Another factor increasing the risk among Arab workers in Israel is the economic pressure experienced by the Arab sector since the beginning of the war. According to the strategy and planning department of the Ministry of Labor and Social Affairs, the rate of young men who are not in employment, education, or training in the Arab population stood at 33.6% in December, more than a third. The figure among young Arabs ages 18 to 24 is 50% higher than the rate of young Arabs not in employment, education, or training on average from January to September, before the war, which was only 22.2%.

These are IIOSH’s recommendations:

During Ramadan, physical work that may lead the worker to extreme exhaustion and fatigue should be avoided. If he is committed to performing the work, he should break the fast and continue it another day. If the worker takes medication regularly, consultation with the treating physician is necessary.

During fasting, work hours should be carefully planned to significantly reduce exposure to the sun. The highest exposure occurs between 10 a.m. and 4 p.m., so a solution is to perform outdoor work in the early morning and late afternoon hours and concentrate work during the noon hours in shaded or covered areas.

As usual, before sunrise, the worker should eat a healthy and nutritious breakfast, mainly consisting of carbohydrates. Eating fatty foods may cause this.

Workers should sleep continuously for at least six hours. Lack of sleep harms the worker’s health and increases the risk of work accidents. Avoid resting in dangerous places on construction sites.

Workers should avoid exposure to dust that can cause respiratory dryness and must use personal protective equipment.

Labor and Social Affairs Minister Yoav Ben-Tzur said that with the beginning of Ramadan, “I call upon employers to respect Muslim citizens fasting during these days and ensure their safety at work. At this time, I extend my blessings to the Muslim citizens of Israel with the greeting of Ramadan Kareem and an easy fast. May the events of the Ramadan month bring with them a true opportunity for shared life, mutual respect, tolerance, brotherhood, and goodwill.”

IIOSH director-general Dr. Miki Winkler invited employers to consult with the institute’s guides to ensure the safety of Muslim workers.

Meanwhile, IIOSH said that the main dangers faced by women working night shifts are heart disease, diabetes, fatigue, breast cancer, mental health issues, and decreased concentration that can lead to errors and workplace accidents.

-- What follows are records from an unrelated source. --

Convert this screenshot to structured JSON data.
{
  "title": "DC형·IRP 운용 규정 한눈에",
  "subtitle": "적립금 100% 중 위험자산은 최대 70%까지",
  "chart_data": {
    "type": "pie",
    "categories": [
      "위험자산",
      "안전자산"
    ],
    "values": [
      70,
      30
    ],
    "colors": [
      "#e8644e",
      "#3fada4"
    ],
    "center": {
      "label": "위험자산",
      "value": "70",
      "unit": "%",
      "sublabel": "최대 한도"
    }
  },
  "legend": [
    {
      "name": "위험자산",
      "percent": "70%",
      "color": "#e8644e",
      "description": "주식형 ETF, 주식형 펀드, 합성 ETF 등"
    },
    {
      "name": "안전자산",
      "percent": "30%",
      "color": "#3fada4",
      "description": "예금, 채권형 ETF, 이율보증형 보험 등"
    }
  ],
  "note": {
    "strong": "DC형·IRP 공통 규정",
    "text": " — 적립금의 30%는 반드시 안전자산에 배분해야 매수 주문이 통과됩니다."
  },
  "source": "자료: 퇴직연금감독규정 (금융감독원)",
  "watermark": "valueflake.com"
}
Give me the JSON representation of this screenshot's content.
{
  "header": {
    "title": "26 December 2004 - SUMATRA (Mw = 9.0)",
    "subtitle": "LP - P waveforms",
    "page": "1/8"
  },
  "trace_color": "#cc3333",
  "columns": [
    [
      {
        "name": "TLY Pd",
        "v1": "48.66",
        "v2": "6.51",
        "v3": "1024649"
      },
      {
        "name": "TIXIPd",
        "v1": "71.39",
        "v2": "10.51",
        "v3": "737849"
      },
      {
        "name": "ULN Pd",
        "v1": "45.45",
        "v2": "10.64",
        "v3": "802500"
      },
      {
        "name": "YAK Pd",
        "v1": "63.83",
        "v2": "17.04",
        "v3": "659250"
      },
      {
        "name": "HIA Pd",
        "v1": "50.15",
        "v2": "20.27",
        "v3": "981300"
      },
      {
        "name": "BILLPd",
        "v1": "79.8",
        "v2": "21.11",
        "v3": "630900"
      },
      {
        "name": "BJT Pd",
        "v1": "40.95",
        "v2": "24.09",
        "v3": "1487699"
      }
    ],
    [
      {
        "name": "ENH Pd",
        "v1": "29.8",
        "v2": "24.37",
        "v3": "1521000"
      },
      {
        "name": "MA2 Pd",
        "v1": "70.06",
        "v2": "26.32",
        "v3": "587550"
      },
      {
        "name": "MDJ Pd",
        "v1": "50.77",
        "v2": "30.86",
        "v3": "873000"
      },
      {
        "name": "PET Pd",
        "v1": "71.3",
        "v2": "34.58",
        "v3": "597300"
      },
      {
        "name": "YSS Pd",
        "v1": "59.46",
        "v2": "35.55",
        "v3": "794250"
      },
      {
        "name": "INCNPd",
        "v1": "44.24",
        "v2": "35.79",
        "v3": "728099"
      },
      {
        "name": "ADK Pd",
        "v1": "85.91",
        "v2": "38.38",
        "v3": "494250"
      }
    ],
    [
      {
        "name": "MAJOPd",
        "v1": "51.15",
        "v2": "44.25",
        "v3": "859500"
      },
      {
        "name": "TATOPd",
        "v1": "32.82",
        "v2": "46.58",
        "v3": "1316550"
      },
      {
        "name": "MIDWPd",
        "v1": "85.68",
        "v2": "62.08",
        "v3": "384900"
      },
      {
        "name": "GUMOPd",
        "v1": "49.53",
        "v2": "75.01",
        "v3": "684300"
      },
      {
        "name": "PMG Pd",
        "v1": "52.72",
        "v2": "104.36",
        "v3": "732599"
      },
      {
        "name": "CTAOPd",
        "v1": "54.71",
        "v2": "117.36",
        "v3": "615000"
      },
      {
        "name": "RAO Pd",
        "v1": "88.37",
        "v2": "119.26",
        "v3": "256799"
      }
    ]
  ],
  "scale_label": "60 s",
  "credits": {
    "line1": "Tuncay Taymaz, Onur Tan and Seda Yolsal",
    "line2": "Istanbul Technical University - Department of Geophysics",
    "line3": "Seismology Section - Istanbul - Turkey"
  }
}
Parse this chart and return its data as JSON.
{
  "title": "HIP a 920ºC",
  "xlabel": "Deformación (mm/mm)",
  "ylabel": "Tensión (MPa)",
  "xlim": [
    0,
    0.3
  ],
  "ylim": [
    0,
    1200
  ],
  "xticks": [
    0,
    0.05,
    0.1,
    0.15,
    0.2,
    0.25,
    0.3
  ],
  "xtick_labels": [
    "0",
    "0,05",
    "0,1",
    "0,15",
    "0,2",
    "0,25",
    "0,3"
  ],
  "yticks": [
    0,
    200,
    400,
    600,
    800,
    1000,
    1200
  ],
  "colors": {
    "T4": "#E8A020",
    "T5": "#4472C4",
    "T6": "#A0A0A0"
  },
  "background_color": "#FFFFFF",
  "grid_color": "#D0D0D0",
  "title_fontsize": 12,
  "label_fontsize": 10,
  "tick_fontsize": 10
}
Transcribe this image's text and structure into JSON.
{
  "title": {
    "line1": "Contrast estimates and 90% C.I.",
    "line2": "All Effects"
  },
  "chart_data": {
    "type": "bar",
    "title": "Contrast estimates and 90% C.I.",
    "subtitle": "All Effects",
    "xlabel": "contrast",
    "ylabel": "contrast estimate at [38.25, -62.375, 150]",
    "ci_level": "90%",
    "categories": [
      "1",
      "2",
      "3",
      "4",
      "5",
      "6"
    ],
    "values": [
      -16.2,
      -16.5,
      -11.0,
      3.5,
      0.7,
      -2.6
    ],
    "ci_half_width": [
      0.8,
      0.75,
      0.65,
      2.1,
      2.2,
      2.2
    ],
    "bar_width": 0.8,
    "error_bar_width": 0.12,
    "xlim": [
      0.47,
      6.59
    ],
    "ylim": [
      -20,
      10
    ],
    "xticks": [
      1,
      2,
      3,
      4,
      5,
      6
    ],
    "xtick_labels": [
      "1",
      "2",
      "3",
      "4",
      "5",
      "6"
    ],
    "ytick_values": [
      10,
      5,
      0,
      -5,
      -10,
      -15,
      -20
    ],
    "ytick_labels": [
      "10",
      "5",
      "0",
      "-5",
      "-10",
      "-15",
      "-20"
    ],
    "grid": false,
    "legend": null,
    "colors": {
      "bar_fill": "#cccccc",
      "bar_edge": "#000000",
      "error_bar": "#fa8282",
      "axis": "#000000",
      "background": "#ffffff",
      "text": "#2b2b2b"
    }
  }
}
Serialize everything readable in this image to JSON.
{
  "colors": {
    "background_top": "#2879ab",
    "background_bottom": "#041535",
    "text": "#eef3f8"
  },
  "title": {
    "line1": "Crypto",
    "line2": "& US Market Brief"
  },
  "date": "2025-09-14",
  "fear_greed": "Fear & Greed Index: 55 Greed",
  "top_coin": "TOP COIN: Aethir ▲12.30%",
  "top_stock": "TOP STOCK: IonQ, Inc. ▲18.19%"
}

Nearly half of such women suffer from sleep difficulties compared to 26.3% of men; 46.3% of women experience very high fatigue levels compared to 32% of men. In honor of International Women’s Day last week, IIOSH explained how to protect the health of female workers during night shifts.

Night-shift workers such as those in hospitals sleep five to seven hours less per week than those working day shifts, and their sleep is generally shorter and of lower quality. The combination of sleep deprivation and demands for work during “biologically low” hours can undermine the body’s physiological stability.

A new IIOSH study of 1,498 summer employees examined the physical and mental effects on Israelis. The survey was conducted during the summer months of 2023 and during the war in early December. The research findings clearly show that women experience higher fatigue, anxiety, and sleep difficulties compared to men.

Among women with children under the age of 18, gender gaps are even greater. A total of 46.8% of working mothers experience sleep difficulties compared to 24.1% of fathers, and 48.7% of working mothers experience very high fatigue at work compared to 32% of fathers.

The consequences of fatigue are particularly evident in two types of work functions – repetitive tasks without high cognitive demands lasting half an hour or more, and complex tasks requiring concentration or thought. Women who work night shifts while also managing household finances and family life and caring for young children may feel more exhausted and at higher risk of health problems.